Re: [RFC PATCH 6/6] mm/memcontrol: Make memory.high tier-aware

From: Bing Jiao

Date: Wed Mar 11 2026 - 18:05:31 EST


On Mon, Feb 23, 2026 at 02:38:29PM -0800, Joshua Hahn wrote:
> @@ -4485,15 +4527,22 @@ static ssize_t memory_high_write(struct kernfs_open_file *of,
> return err;
>
> page_counter_set_high(&memcg->memory, high);
> + toptier_high = page_counter_toptier_high(&memcg->memory);
>
> if (of->file->f_flags & O_NONBLOCK)
> goto out;
>
> for (;;) {
> unsigned long nr_pages = page_counter_read(&memcg->memory);
> + unsigned long toptier_pages = mem_cgroup_toptier_usage(memcg);
> unsigned long reclaimed;
> + unsigned long to_free;
> + nodemask_t toptier_nodes, *reclaim_nodes;
> + bool mem_high_ok = nr_pages <= high;
> + bool toptier_high_ok = !(tier_aware_memcg_limits &&
> + toptier_pages > toptier_high);
>
> - if (nr_pages <= high)
> + if (mem_high_ok && toptier_high_ok)
> break;
>
> if (signal_pending(current))
> @@ -4505,8 +4554,17 @@ static ssize_t memory_high_write(struct kernfs_open_file *of,
> continue;
> }
>
> - reclaimed = try_to_free_mem_cgroup_pages(memcg, nr_pages - high,
> - GFP_KERNEL, MEMCG_RECLAIM_MAY_SWAP, NULL);
> + mt_get_toptier_nodemask(&toptier_nodes, NULL);
> + if (mem_high_ok && !toptier_high_ok) {
> + reclaim_nodes = &toptier_nodes;
> + to_free = toptier_pages - toptier_high;
> + } else {
> + reclaim_nodes = NULL;
> + to_free = nr_pages - high;
> + }
> + reclaimed = try_to_free_mem_cgroup_pages(memcg, to_free,
> + GFP_KERNEL, MEMCG_RECLAIM_MAY_SWAP,
> + NULL, reclaim_nodes);
>
> if (!reclaimed && !nr_retries--)
> break;

Hi Joshua, thanks for the patch.

I have a concern regarding the system behavior when both the total
memory.high limit and the new toptier_high limit are breached.
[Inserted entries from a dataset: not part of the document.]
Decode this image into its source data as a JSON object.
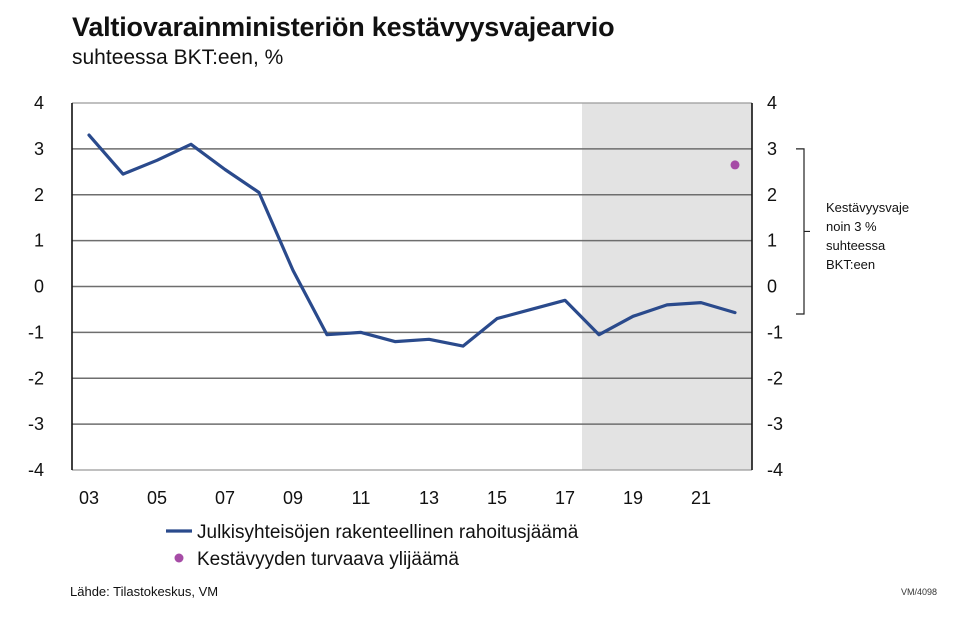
{
  "chart_data": {
    "type": "line",
    "title": "Valtiovarainministeriön kestävyysvajearvio",
    "subtitle": "suhteessa BKT:een, %",
    "x": [
      2003,
      2004,
      2005,
      2006,
      2007,
      2008,
      2009,
      2010,
      2011,
      2012,
      2013,
      2014,
      2015,
      2016,
      2017,
      2018,
      2019,
      2020,
      2021,
      2022
    ],
    "x_tick_labels": [
      "03",
      "05",
      "07",
      "09",
      "11",
      "13",
      "15",
      "17",
      "19",
      "21"
    ],
    "x_tick_years": [
      2003,
      2005,
      2007,
      2009,
      2011,
      2013,
      2015,
      2017,
      2019,
      2021
    ],
    "series": [
      {
        "name": "Julkisyhteisöjen rakenteellinen rahoitusjäämä",
        "color": "#2a4a8c",
        "values": [
          3.3,
          2.45,
          2.75,
          3.1,
          2.55,
          2.05,
          0.35,
          -1.05,
          -1.0,
          -1.2,
          -1.15,
          -1.3,
          -0.7,
          -0.5,
          -0.3,
          -1.05,
          -0.65,
          -0.4,
          -0.35,
          -0.57
        ]
      },
      {
        "name": "Kestävyyden turvaava ylijäämä",
        "color": "#a64ca6",
        "type": "scatter",
        "points": [
          {
            "x": 2022,
            "y": 2.65
          }
        ]
      }
    ],
    "ylim": [
      -4,
      4
    ],
    "y_ticks": [
      "4",
      "3",
      "2",
      "1",
      "0",
      "-1",
      "-2",
      "-3",
      "-4"
    ],
    "y_tick_values": [
      4,
      3,
      2,
      1,
      0,
      -1,
      -2,
      -3,
      -4
    ],
    "forecast_shade_from": 2017.5,
    "shade_color": "#e3e3e3",
    "grid": true,
    "annotation": {
      "lines": [
        "Kestävyysvaje",
        "noin 3 %",
        "suhteessa",
        "BKT:een"
      ],
      "from": 3.0,
      "to": -0.6
    },
    "legend_position": "bottom-left"
  },
  "source": "Lähde: Tilastokeskus, VM",
  "figure_code": "VM/4098"
}
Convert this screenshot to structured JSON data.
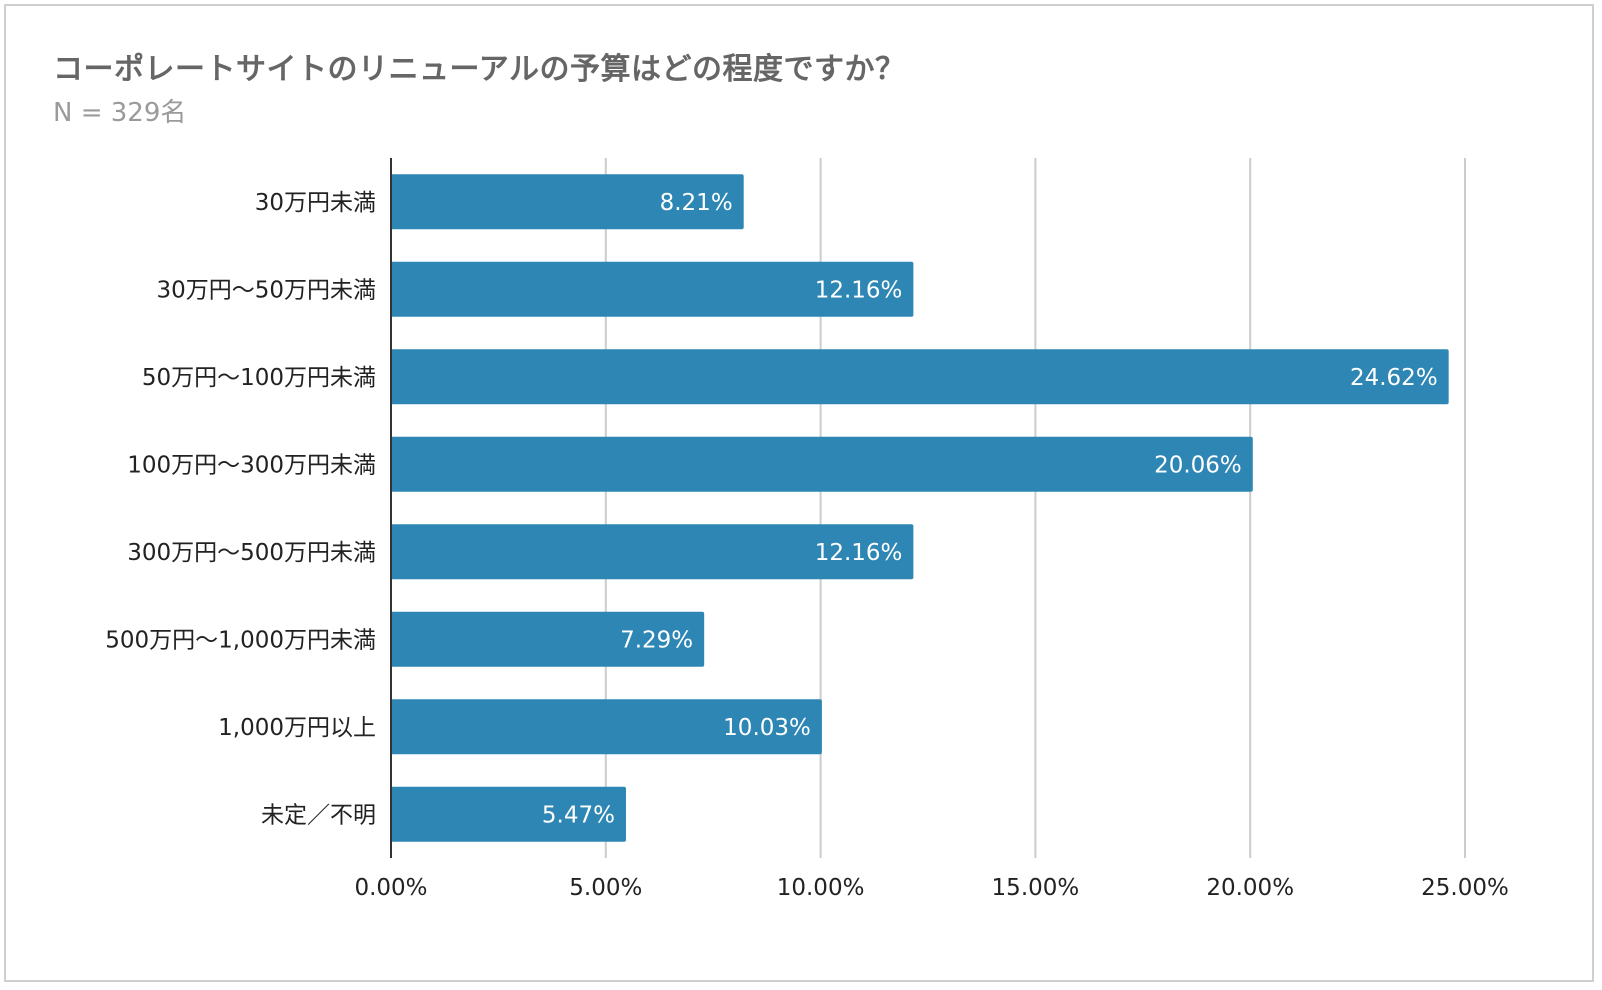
{
  "chart_data": {
    "type": "bar",
    "orientation": "horizontal",
    "title": "コーポレートサイトのリニューアルの予算はどの程度ですか？",
    "subtitle": "N = 329名",
    "categories": [
      "30万円未満",
      "30万円〜50万円未満",
      "50万円〜100万円未満",
      "100万円〜300万円未満",
      "300万円〜500万円未満",
      "500万円〜1,000万円未満",
      "1,000万円以上",
      "未定／不明"
    ],
    "values": [
      8.21,
      12.16,
      24.62,
      20.06,
      12.16,
      7.29,
      10.03,
      5.47
    ],
    "value_labels": [
      "8.21%",
      "12.16%",
      "24.62%",
      "20.06%",
      "12.16%",
      "7.29%",
      "10.03%",
      "5.47%"
    ],
    "xlim": [
      0,
      25
    ],
    "x_ticks": [
      0,
      5,
      10,
      15,
      20,
      25
    ],
    "x_tick_labels": [
      "0.00%",
      "5.00%",
      "10.00%",
      "15.00%",
      "20.00%",
      "25.00%"
    ],
    "grid": true,
    "bar_color": "#2e86b4",
    "legend": "none"
  }
}
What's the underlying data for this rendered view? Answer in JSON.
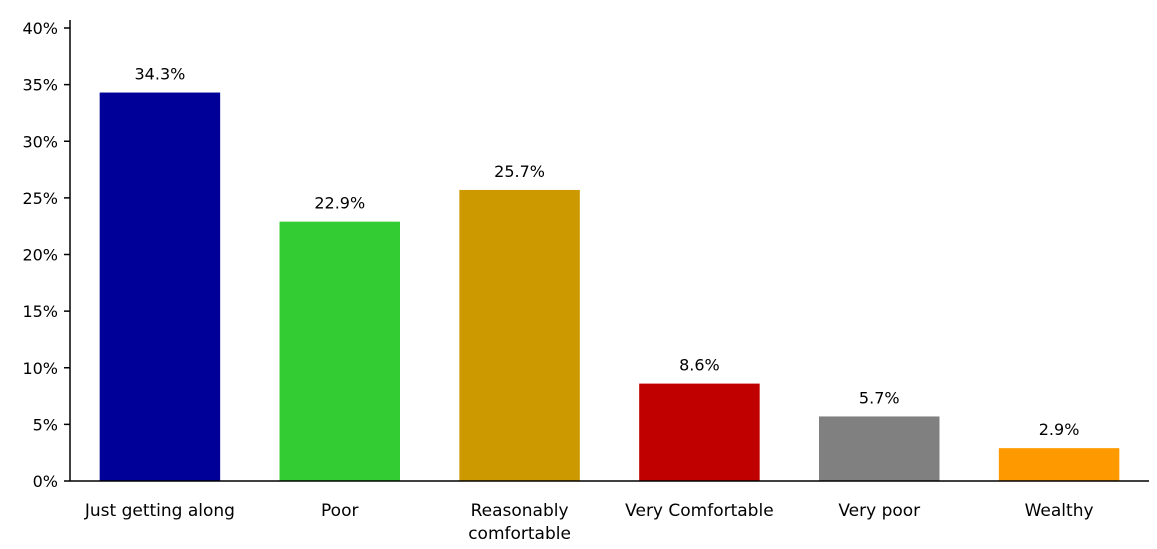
{
  "chart_data": {
    "type": "bar",
    "categories": [
      "Just getting along",
      "Poor",
      "Reasonably comfortable",
      "Very Comfortable",
      "Very poor",
      "Wealthy"
    ],
    "category_label_lines": [
      [
        "Just getting along"
      ],
      [
        "Poor"
      ],
      [
        "Reasonably",
        "comfortable"
      ],
      [
        "Very Comfortable"
      ],
      [
        "Very poor"
      ],
      [
        "Wealthy"
      ]
    ],
    "values": [
      34.3,
      22.9,
      25.7,
      8.6,
      5.7,
      2.9
    ],
    "data_labels": [
      "34.3%",
      "22.9%",
      "25.7%",
      "8.6%",
      "5.7%",
      "2.9%"
    ],
    "colors": [
      "#000099",
      "#33cc33",
      "#cc9900",
      "#c00000",
      "#808080",
      "#ff9900"
    ],
    "ylim": [
      0,
      40
    ],
    "yticks": [
      0,
      5,
      10,
      15,
      20,
      25,
      30,
      35,
      40
    ],
    "ytick_labels": [
      "0%",
      "5%",
      "10%",
      "15%",
      "20%",
      "25%",
      "30%",
      "35%",
      "40%"
    ],
    "grid": false,
    "legend": "none",
    "title": "",
    "xlabel": "",
    "ylabel": ""
  }
}
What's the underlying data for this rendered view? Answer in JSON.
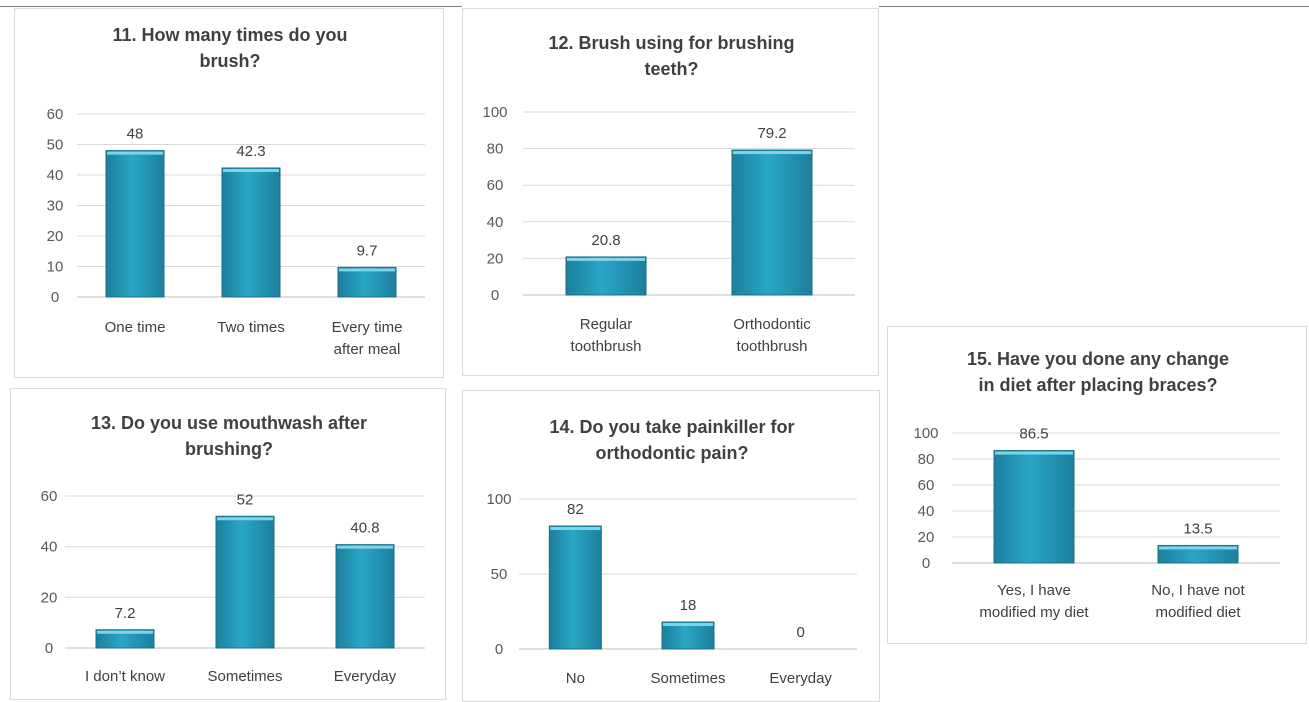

If both mem_high_ok and toptier_high are false, memory_high_write()
invokes try_to_free_mem_cgroup_pages() with reclaim_nodes set to NULL
to target all nodes. Under these conditions, the reclaimer might attempt
to satisfy the target bytes by demoting pages from the top-tier to lower
tiers. While this fulfills the toptier_high requirement, it fails to
reduce the total memory charge for the cgroup because the counter tracks
the sum across all tiers. Consequently, since the total memory usage
remains unchanged, the reclaimer will likely become trapped in the loop
until it reaches MAX_RECLAIM_RETRIES and other situations (e.g.,
both !reclaimed && !nr_retries–), leading to excessive CPU consumption
without successfully bringing the cgroup below its total memory limit,
or causing all top-tier pages demoted to far-tier, or causing premature
OOM kills.

Given your tier-aware memcg limits, I think it is better to reclaim from
lower tiers to swap to satisfy mem_high_ok by setting the allowed nodemask
to far-tier nodes. Then demote pages from top tiers to ensure
toptier_high is okay. This also prevents reclaiming pages directly from
top tiers to swap and ensures that demotion actually contributes to
reaching the targeted memory state without unnecessary performance
penalties.

To address the issue where a memcg exceeds its total limit and demotion
cannot help to relief the memory memcg pressure, I am considering to
introduce a reclaim_options setting that prevents page demotion by
setting sc.no_demote = 1. I have a local patch for this and am preparing
it for submission.

Please let me know if I have misunderstood any part of your
implementation or if you see any issues with this proposed adjustment.

Best,
Bing